Looking for ways to cap the rising cost of military health-care

Hundreds of millions and perhaps billions of dollars could be saved by reforming United States military health-care services. This finding - by several top-level government and private organizations - comes as lawmakers are looking for ways to tighten up defense spending and reduce federal deficits.

The Pentagon is examining these recommendations and, in some instances, asking for legislative changes that would make them possible.

But there remain strong doubts whether fundamental reforms will occur this election year. Like military retirement benefits, medical care for the armed forces (and especially family members and retirees, who outnumber those in uniform) is a politically touchy subject. Opponents see change here as one more encroachment on benefits for the armed services which could harm recruiting and retention.

The President's Private Sector Survey on Cost Control (the Grace Commission) warned that ''the health-care costs of the Department of Defense have risen significantly over the past few years, without sign of abatement.''

The Congressional Budget Office (CBO) reported last week that the costs to cover medical benefits for almost 10 million people - most of them family members of those in uniform or military retirees - exceed $5 billion a year.

CBO analysts found that changing the system ''could save at least $2 billion over the next five years and possibly improve aspects of health-care services.''

First, it finds that charging nonactive-duty beneficiaries small fees ($5 to million dollars a year and reduce unnecessary visits.

''That such visits are free may encourage too heavy a use of outpatient medical services,'' the CBO reported.

Today, the 160 military hospitals and 300 clinics often are so crowded that many of those eligible are forced to go to private hospitals or clinics instead. Under this Civilian Health and Medical Program of the Uniformed Services (CHAMPUS), the federal government must reimburse these civilian facilities at their higher rates.

Charging small fees could not only save money, the CBO reported, but relieve the pressure on military medical facilities and result in more timely care for those who are in need.

The Defense Department also is spending nearly $400 million a year on medical care for those who have private insurance coverage (typically dependents or retirees). This year, the Reagan administration is seeking legislation that would require private insurers to reimburse the federal government in such instances.

Collecting military medical costs from private insurers could save the federal government $1.4 billion over the next five years, according to CBO estimates. Congressional sources say insurance companies are lobbying heavily against this proposal.

Among its recommendations, the Grace Commission said the Defense Department should require those living within 40 miles of a military medical facility to use such facilities rather than going to civilian facilities under the CHAMPUS program.

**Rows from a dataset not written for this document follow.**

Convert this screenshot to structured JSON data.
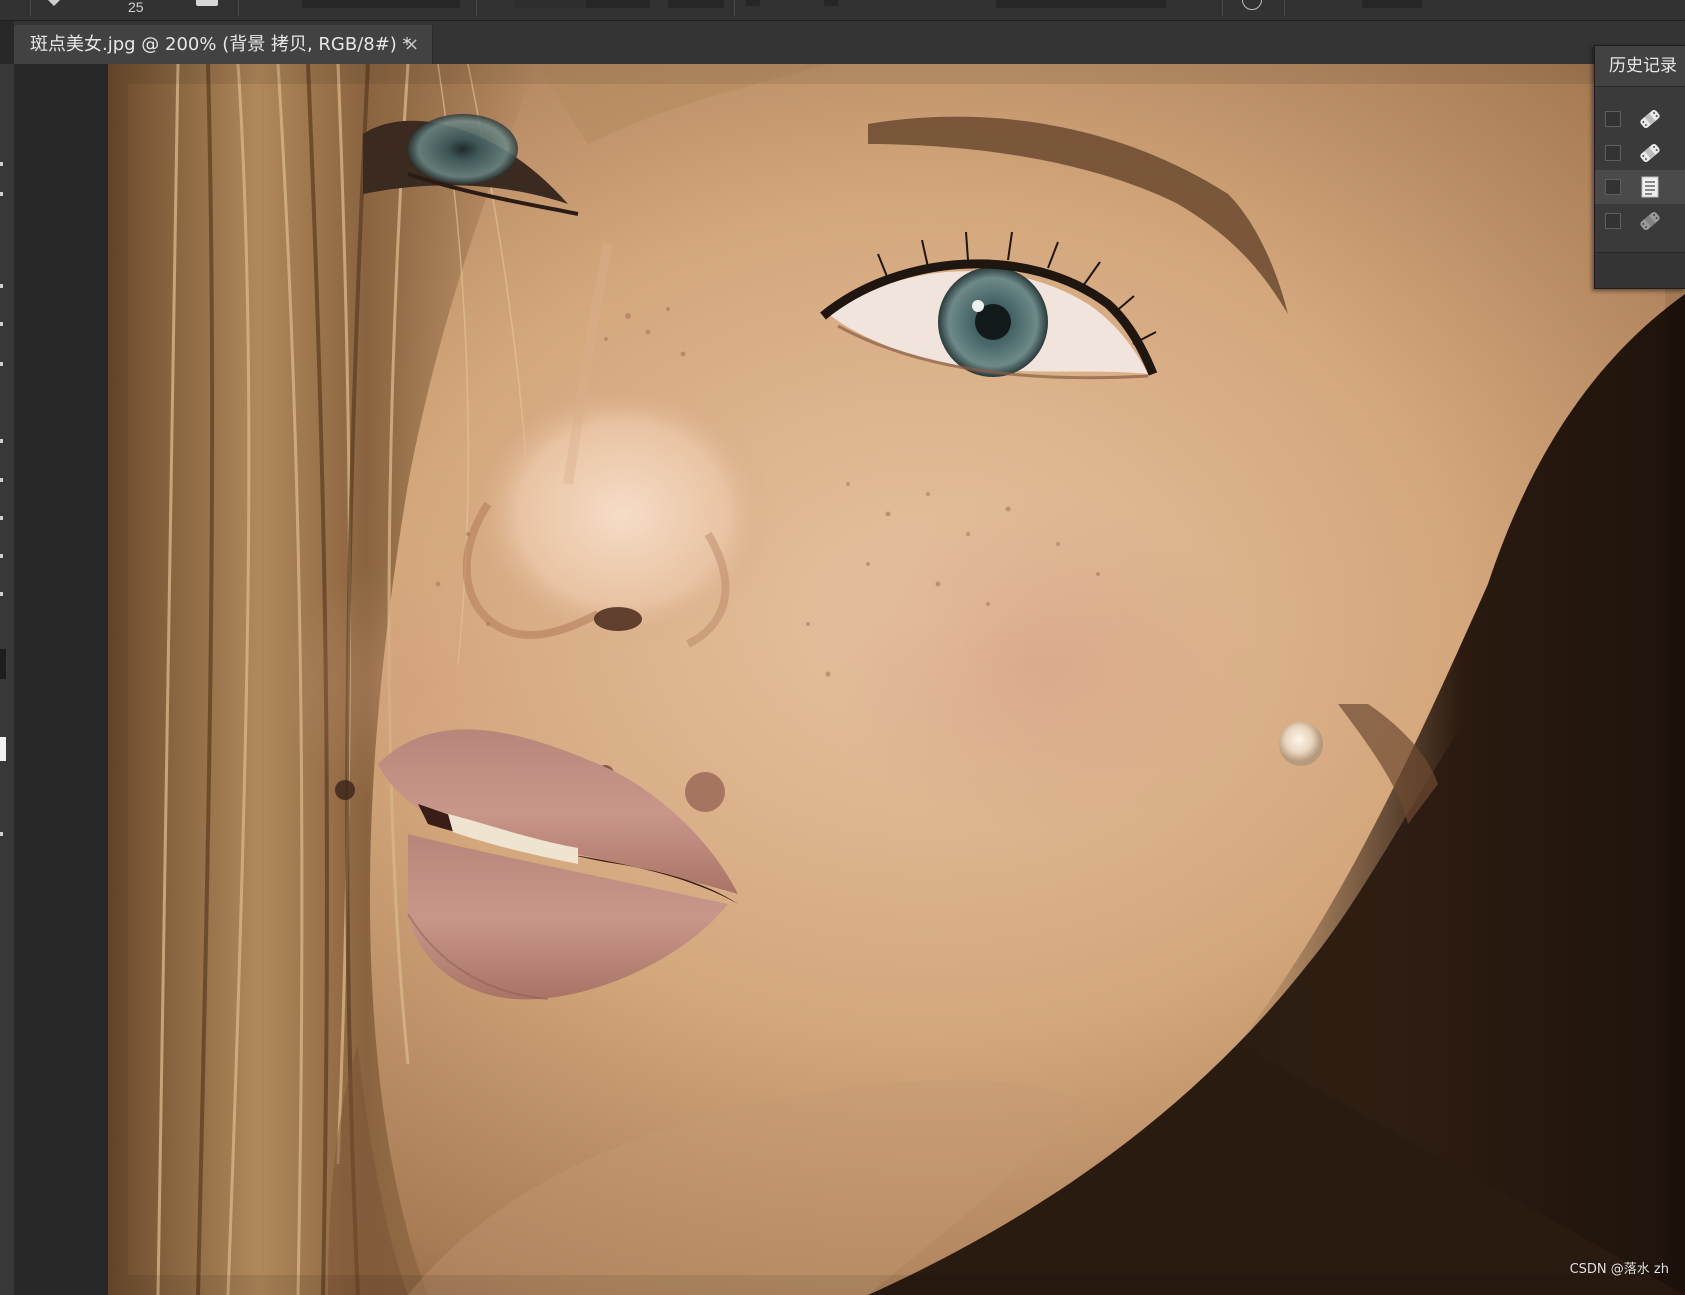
{
  "options_bar": {
    "brush_size": "25",
    "icons": [
      "brush-preset-arrow-icon",
      "brush-settings-icon",
      "sample-circle-icon"
    ]
  },
  "document_tab": {
    "title": "斑点美女.jpg @ 200% (背景 拷贝, RGB/8#) *",
    "close_glyph": "×"
  },
  "history_panel": {
    "title": "历史记录",
    "steps": [
      {
        "icon": "spot-healing-brush-icon",
        "selected": false
      },
      {
        "icon": "spot-healing-brush-icon",
        "selected": false
      },
      {
        "icon": "document-icon",
        "selected": true
      },
      {
        "icon": "spot-healing-brush-icon",
        "selected": false
      }
    ]
  },
  "canvas": {
    "subject": "close-up portrait photo",
    "watermark": "CSDN @落水 zh"
  },
  "colors": {
    "ui_background": "#282828",
    "panel": "#3a3a3a",
    "tab_active": "#424242",
    "text": "#e6e6e6"
  }
}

This could save $1.2 billion over three years, according to this estimate.

The Grace Commission also concluded that charging military patients $10 per visit (with a maximum of $100 a year) could save another $933 million over the same period, and that charging private health insurers would bring in $1.2 billion. In general, the CBO found the Grace Commission's estimated savings overstated by about one-third.

The Pentagon is reluctant to press for such fundamental reforms, say knowledgeable sources, for fear of undercutting military morale at a time when recruiting and retention are again becoming concerns.

But the Defense Department this week did announce that it is using a computer network to ensure that military dependents and retirees who seek government-funded health care in private facilities in fact are elegible.